The Every Once In A While Writer
Keying in to Euphemisms – an excerpt from a writers’ guide
The word euphemism comes from the Greek word euphēmismós and can be translated roughly to “fair speech”. Today however, it can be defined as an expression used to replace another to make writing or speech appear less blunt or offensive. In writing, euphemisms can be both your friend and your enemy depending on the context. Below are some instances where euphemisms are most commonly used.
Euphemisms are used to be more polite or socially acceptable. Take the following examples:
“Excuse me, I have to go pee.”
“Excuse me, I have to go to the restroom.”
“I’m sorry that your grandma died.”
“I’m sorry that your grandma passed away.”
Other cases are when we want to make something harsh sound more pleasant. Take the following examples:
“Because we are almost broke, the company will be firing employees.”
“Because we are experiencing inadequate fiscal supplies, the company will be downsizing personnel.”
“It is fair to assume that some students at Miami University take drugs.”
“It is fair to assume that some students at Miami University experiment with recreational chemicals.”
The final example is when we use a euphemism to avoid a negative stereotype and avoid insulting someone.
“The boy has to be in different classes because he is retarded.”
“The boy has to be in different classes because he is developmentally disabled.”
“The elderly lady is crippled, so she gets to park in the front of the building.”
“The elderly lady is differently abled, so she gets to park in the front of the building.”
As you can see from these examples, euphemisms tend to make ideas sound more congenial. As a society, as we become more uncomfortable with a word or phrase, we tend to create newer and ‘shinier’ words to cover up the unpleasantness. This is where the issue arises, do euphemisms cover up stereotypes? Can we hide negative connotations with fancier language? Obviously the last set of examples can be seen as insulting – even I strongly dislike the words used. But note, this is what writers need to be aware of. Many may argue that when we use a word to cover a stereotype, that word simply gains the same connotation as the original, suggesting that words do not exhibit meaning, but rather the subject itself.
Take the example from above: “The boy has to be in different classes because he is retarded.” This term is not commonly used. In fact, it is seen more in casual conversation than it is used professionally in modern society. Formerly, retarded itself was a euphemism itself for the word stupid because it was seen as less offensive. So how did we end up where we are now? We euphemize. And then we euphemize some more. Then some more! Words lose meaning and the underlying concept keeps peering through. No matter how, as we write or talk, we try to cover up the negative connotations, our audience subconsciously ties it back to the same negativity.

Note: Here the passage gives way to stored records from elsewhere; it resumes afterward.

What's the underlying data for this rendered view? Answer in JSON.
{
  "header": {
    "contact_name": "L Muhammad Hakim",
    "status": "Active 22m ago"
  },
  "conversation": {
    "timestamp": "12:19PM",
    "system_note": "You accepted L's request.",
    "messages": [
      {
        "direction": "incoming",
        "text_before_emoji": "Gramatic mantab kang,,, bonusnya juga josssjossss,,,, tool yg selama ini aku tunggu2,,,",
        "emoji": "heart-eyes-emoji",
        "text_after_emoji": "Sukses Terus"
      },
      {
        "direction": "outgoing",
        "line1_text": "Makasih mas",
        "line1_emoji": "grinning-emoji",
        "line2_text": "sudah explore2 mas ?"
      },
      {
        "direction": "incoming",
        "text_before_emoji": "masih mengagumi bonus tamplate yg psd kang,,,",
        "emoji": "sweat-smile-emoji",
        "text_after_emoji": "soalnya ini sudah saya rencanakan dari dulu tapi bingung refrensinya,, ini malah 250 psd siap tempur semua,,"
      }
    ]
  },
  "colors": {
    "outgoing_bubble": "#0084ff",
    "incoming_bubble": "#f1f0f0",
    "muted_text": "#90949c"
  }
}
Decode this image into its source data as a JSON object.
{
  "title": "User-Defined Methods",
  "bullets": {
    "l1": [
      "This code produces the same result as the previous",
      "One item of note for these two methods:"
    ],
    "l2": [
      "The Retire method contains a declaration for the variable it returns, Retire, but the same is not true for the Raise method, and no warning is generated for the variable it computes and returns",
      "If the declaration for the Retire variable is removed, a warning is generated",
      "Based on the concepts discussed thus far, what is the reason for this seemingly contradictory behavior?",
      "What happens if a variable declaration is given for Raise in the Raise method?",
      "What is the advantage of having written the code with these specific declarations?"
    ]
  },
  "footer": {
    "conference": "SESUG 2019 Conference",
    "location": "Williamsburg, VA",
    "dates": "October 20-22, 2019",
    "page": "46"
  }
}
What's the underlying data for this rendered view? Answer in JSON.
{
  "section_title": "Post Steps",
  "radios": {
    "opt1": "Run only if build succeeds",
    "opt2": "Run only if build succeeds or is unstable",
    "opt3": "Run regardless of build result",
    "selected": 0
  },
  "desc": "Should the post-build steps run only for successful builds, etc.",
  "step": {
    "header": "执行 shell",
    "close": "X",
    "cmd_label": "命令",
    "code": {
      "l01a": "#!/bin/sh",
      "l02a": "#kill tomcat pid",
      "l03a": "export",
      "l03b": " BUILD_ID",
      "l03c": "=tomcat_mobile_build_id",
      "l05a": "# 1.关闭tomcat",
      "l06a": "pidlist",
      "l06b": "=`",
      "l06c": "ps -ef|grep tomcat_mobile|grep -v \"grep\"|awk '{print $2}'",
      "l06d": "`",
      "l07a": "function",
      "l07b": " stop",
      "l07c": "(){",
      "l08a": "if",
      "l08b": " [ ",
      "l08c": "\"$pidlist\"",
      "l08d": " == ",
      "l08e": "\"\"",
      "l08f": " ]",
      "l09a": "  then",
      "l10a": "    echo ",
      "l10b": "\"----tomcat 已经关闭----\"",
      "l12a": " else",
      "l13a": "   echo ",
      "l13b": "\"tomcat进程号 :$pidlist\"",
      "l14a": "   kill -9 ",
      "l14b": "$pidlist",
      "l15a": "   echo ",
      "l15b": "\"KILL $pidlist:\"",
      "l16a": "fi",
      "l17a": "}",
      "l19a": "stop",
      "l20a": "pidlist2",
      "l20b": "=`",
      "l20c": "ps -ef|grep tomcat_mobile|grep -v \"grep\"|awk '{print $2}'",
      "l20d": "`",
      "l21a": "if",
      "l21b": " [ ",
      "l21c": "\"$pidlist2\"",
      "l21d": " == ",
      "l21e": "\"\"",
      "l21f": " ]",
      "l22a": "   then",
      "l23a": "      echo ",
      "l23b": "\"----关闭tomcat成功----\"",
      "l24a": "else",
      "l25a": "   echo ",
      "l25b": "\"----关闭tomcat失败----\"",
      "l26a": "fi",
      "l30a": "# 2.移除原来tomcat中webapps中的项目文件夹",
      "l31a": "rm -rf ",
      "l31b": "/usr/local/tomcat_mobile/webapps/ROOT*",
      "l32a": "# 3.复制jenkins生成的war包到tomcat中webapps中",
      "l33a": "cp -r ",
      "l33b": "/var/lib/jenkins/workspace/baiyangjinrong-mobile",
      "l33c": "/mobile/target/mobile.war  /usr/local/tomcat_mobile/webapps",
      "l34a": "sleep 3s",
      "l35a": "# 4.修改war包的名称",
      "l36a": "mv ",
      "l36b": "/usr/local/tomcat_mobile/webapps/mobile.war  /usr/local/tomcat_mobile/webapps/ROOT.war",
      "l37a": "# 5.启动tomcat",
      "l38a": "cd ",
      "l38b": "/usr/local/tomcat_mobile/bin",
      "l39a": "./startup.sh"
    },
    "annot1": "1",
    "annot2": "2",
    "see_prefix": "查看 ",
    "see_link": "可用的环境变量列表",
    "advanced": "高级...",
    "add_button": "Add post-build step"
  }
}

Euphemisms are the language of stereotypes. We hear one word, we tie it to the original concept, and we create a stereotype. Sadly, this is inevitable. Each of us grows up with generalized ideas about a group of people; and these negative stereotypes do not go away simply because we sugarcoat them. It’s like covering a disgusting fruitcake with yummy chocolate frosting. Yes, it may seem a whole lot more appealing, but the second you take a bite, you know what you’re really eating.
This may leave many writers – and readers – wondering. They wonder where the line is. Where do we euphemize and where do we insult? There is no direct answer to this. Many euphemisms are simply seen as socially acceptable compared to the blunt or harsh alternatives. However, many can be seen as just as insulting. And everyday, we see euphemisms in both lights. I opened saying that euphemisms can be your enemy or your friend in writing – it just depends how much chocolate frosting you want to cover that fruitcake with.